【海辺へ通う道】

【海辺へ通う道】
 
 

(『電脳六義園通信所』アーカイブに加筆訂正した 2005 年 9 月 21 日の日記再掲

桑田佳祐が書いた『海』「海辺へ通う道」という部分が好きだ。そのフレーズの部分だけが胸がキュンとするほど懐かしい。海に親しんだ者はそういう胸がキュンとするような「海辺へ通う道」の思い出を持っている。

写真上:『三保飛行場』脇から海辺へ通う道。


写真下:清水港内へ陥入していく海は道のように見える。
Data:RICOH Caplio R1 

静岡県清水三保、先端には小型飛行機が離着陸する小さな飛行場がある。

『三保飛行場』脇から海辺へ通う道は南東に延びていて、夏草の中に踏み分けられた道を歩いて海辺に立つと波打ち際は西北西に続く。その波打ち際をかすめて駿河湾は清水港へと左回りの渦を巻いて吸い込まれるように陥入している。『三保飛行場』沖の海は潮の流れが踏み分けた「港へ通う道」になっている。

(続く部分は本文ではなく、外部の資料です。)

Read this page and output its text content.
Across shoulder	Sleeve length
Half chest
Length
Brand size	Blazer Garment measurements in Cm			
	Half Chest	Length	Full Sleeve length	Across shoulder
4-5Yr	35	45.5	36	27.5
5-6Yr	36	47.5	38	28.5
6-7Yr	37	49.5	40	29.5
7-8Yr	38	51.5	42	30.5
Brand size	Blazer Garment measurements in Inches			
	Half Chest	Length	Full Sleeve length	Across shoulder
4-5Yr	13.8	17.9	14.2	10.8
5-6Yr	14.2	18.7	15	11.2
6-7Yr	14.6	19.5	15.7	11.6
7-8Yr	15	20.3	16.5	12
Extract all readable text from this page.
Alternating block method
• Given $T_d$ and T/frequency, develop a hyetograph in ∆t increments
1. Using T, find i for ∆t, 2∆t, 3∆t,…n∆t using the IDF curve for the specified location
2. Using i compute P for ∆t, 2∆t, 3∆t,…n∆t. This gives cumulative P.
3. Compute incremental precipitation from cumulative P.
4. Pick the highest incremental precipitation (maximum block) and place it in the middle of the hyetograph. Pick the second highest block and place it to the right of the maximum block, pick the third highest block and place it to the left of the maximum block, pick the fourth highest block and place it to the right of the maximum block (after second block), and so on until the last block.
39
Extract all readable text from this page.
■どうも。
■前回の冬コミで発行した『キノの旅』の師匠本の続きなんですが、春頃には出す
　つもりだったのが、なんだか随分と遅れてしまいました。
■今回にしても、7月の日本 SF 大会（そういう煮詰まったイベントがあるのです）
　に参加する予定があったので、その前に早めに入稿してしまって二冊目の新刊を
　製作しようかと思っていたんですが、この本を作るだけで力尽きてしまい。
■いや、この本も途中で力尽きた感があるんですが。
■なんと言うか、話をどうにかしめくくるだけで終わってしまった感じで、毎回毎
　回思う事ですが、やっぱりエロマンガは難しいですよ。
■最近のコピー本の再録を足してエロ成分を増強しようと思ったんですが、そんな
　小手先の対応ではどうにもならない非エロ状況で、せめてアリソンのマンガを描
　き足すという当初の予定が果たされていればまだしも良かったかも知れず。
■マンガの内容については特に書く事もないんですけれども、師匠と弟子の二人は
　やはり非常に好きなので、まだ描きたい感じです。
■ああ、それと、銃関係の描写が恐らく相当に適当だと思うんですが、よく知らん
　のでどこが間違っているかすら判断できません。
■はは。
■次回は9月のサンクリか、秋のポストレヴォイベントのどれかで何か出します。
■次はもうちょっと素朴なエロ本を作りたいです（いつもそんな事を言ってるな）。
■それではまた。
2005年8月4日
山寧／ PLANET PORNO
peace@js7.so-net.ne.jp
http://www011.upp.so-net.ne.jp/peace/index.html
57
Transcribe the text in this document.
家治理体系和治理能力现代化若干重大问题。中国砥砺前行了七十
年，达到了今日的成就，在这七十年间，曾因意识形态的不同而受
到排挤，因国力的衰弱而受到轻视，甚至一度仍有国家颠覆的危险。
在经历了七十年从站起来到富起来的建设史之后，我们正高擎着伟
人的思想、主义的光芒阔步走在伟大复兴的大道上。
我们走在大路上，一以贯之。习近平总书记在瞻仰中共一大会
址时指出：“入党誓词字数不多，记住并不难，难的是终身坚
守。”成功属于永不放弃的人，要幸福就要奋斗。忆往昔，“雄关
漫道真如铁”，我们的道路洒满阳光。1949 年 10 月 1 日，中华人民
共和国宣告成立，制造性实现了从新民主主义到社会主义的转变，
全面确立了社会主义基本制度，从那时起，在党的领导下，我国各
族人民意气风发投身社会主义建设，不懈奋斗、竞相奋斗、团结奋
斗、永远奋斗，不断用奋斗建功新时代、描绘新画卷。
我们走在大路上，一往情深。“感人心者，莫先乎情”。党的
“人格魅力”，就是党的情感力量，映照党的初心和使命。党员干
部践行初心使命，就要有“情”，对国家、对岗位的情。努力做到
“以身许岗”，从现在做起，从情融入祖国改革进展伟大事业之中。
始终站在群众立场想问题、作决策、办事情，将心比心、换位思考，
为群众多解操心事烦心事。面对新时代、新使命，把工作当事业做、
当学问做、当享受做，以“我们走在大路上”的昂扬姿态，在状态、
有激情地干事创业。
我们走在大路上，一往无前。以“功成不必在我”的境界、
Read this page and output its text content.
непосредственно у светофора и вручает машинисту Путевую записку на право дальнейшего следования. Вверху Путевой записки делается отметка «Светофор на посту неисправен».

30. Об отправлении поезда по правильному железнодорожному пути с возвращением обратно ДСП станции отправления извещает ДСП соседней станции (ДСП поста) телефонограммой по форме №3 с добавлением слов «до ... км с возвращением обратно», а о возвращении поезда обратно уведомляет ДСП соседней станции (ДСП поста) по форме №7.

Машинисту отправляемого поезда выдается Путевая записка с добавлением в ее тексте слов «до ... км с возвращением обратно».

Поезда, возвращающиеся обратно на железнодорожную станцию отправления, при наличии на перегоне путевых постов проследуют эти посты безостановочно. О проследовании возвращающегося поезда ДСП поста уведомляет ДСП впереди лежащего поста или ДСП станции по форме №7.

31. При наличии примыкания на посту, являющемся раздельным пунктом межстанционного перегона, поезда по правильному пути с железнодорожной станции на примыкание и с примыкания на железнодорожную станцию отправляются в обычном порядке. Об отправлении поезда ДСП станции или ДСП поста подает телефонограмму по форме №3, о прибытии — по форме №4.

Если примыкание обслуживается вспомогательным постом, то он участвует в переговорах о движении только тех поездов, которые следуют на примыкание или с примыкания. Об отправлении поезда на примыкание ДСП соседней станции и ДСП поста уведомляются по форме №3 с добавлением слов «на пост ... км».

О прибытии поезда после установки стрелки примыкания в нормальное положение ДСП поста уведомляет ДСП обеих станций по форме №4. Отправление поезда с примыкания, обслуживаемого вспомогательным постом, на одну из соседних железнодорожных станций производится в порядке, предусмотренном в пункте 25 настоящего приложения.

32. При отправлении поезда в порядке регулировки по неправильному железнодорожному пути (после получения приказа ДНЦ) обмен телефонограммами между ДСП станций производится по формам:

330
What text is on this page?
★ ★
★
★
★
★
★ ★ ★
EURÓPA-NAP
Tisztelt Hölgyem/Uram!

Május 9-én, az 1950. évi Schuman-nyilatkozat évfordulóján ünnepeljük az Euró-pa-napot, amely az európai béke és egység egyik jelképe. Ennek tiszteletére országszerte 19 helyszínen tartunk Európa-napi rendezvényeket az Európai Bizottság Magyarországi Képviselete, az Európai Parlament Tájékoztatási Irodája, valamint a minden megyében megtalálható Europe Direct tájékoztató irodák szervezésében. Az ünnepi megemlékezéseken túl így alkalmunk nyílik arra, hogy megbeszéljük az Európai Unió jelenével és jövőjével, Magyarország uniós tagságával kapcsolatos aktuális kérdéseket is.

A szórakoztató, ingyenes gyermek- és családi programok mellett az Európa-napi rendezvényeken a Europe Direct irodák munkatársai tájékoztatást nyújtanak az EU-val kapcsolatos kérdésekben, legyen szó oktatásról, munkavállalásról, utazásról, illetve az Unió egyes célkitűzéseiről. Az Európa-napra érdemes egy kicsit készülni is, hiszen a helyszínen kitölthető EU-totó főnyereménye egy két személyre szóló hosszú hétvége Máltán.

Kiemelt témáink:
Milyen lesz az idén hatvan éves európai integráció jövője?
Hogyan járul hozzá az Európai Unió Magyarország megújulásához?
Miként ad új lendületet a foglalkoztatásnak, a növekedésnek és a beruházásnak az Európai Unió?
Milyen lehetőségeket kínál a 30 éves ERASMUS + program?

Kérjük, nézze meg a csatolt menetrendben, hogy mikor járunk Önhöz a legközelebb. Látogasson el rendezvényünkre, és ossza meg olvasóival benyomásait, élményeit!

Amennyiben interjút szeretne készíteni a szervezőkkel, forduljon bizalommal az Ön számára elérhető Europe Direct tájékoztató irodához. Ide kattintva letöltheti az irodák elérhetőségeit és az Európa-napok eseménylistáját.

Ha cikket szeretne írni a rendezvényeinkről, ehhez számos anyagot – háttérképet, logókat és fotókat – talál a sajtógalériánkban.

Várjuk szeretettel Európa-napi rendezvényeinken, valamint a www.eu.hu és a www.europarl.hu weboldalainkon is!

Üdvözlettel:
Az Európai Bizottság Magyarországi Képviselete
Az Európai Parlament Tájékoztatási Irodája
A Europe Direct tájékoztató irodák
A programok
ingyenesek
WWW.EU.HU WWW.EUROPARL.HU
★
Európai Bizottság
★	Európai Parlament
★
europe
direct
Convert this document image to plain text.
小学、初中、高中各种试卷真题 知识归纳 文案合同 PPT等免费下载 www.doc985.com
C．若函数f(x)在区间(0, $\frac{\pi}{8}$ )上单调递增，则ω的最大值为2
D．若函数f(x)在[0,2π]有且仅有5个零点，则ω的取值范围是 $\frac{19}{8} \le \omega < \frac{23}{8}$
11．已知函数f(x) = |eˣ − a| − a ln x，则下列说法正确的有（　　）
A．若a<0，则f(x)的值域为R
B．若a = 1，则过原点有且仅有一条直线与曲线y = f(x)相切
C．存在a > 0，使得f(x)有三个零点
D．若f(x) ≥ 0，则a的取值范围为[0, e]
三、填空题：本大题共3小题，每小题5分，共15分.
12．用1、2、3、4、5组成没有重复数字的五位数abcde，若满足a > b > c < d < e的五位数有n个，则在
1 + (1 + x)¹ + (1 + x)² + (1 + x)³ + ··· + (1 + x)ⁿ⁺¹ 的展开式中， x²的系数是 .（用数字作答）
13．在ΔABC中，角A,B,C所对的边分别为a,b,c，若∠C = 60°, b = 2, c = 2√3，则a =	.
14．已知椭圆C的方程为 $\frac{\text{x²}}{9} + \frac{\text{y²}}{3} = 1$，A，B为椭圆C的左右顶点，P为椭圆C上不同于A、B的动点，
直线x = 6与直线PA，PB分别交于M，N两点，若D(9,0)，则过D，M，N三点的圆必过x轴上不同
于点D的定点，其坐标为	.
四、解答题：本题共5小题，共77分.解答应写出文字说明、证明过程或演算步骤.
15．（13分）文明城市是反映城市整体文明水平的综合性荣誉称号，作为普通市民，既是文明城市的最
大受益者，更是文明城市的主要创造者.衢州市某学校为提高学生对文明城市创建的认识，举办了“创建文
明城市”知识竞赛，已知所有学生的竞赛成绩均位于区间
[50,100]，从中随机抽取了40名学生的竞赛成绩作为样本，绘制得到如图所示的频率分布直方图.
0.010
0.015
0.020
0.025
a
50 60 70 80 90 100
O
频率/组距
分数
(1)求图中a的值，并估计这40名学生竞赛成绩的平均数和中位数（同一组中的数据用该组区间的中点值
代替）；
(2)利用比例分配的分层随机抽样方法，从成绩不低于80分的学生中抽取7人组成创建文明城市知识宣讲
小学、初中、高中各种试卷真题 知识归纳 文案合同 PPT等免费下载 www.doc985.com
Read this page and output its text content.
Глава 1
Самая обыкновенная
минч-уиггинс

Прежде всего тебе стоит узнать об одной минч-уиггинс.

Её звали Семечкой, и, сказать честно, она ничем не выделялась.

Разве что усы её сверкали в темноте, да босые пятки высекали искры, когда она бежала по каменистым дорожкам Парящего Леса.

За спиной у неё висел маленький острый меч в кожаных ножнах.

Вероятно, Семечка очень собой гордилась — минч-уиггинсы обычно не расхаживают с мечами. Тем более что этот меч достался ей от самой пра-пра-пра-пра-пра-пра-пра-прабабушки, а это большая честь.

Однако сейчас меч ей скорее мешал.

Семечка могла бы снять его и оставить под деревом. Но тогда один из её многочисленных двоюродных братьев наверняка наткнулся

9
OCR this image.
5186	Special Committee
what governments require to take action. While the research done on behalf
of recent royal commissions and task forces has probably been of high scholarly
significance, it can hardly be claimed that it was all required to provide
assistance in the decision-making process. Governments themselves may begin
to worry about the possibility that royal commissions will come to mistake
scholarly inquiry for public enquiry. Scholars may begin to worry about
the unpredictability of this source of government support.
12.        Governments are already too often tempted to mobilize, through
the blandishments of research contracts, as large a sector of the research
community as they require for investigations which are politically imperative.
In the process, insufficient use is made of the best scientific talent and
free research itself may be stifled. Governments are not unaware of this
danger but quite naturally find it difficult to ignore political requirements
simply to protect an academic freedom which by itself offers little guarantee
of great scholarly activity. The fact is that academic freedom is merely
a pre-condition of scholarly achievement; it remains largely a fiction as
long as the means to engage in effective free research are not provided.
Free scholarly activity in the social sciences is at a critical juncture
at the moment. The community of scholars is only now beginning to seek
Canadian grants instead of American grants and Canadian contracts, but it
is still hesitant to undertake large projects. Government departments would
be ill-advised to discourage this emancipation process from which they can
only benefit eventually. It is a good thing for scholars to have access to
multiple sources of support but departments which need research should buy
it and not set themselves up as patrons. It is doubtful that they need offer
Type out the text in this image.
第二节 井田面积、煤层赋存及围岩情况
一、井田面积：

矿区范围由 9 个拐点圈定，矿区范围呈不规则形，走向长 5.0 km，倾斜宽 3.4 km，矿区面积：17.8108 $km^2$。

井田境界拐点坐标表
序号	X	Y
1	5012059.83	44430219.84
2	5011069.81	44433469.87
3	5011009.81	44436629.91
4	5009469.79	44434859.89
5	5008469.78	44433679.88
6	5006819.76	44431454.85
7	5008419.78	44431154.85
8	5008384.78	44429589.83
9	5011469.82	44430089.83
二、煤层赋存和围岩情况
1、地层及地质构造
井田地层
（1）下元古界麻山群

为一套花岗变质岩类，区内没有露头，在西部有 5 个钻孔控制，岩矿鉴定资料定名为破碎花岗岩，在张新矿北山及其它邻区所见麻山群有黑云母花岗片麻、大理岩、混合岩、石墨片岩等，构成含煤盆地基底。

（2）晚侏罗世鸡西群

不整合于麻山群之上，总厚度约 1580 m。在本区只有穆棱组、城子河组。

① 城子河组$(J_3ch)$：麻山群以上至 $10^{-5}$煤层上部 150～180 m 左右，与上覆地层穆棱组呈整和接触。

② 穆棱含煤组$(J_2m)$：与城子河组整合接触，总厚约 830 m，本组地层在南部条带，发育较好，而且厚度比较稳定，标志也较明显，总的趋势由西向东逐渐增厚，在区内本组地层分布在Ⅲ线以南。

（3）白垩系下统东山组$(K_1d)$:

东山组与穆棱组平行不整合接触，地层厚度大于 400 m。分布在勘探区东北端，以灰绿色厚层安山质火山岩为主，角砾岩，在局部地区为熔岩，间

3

西北西に竜爪山や山原中継所などお馴染みの清水の山々がそびえ、港内に渦巻き状にカーブしながら入港すれば、興津第一・第二、袖師第一・第二、袖師船溜、江尻船溜に続いて清水市街地が見え日の出埠頭、富士見埠頭へと続く。

勢いよく陥入した海もやがて、かつて海水浴場があった折戸湾に突き当たって果てることになり、「通う道」には必ず果てがある。海辺へ、港へ、そして林へ通う道もいつかは果てるわけで、そういう果てを知っているからこそ、胸のキュンとするような感傷を楽しみに変えて人は生きている。

秋分の日へと続く今週もまた夏の果てを経て冬へと「通う道」である。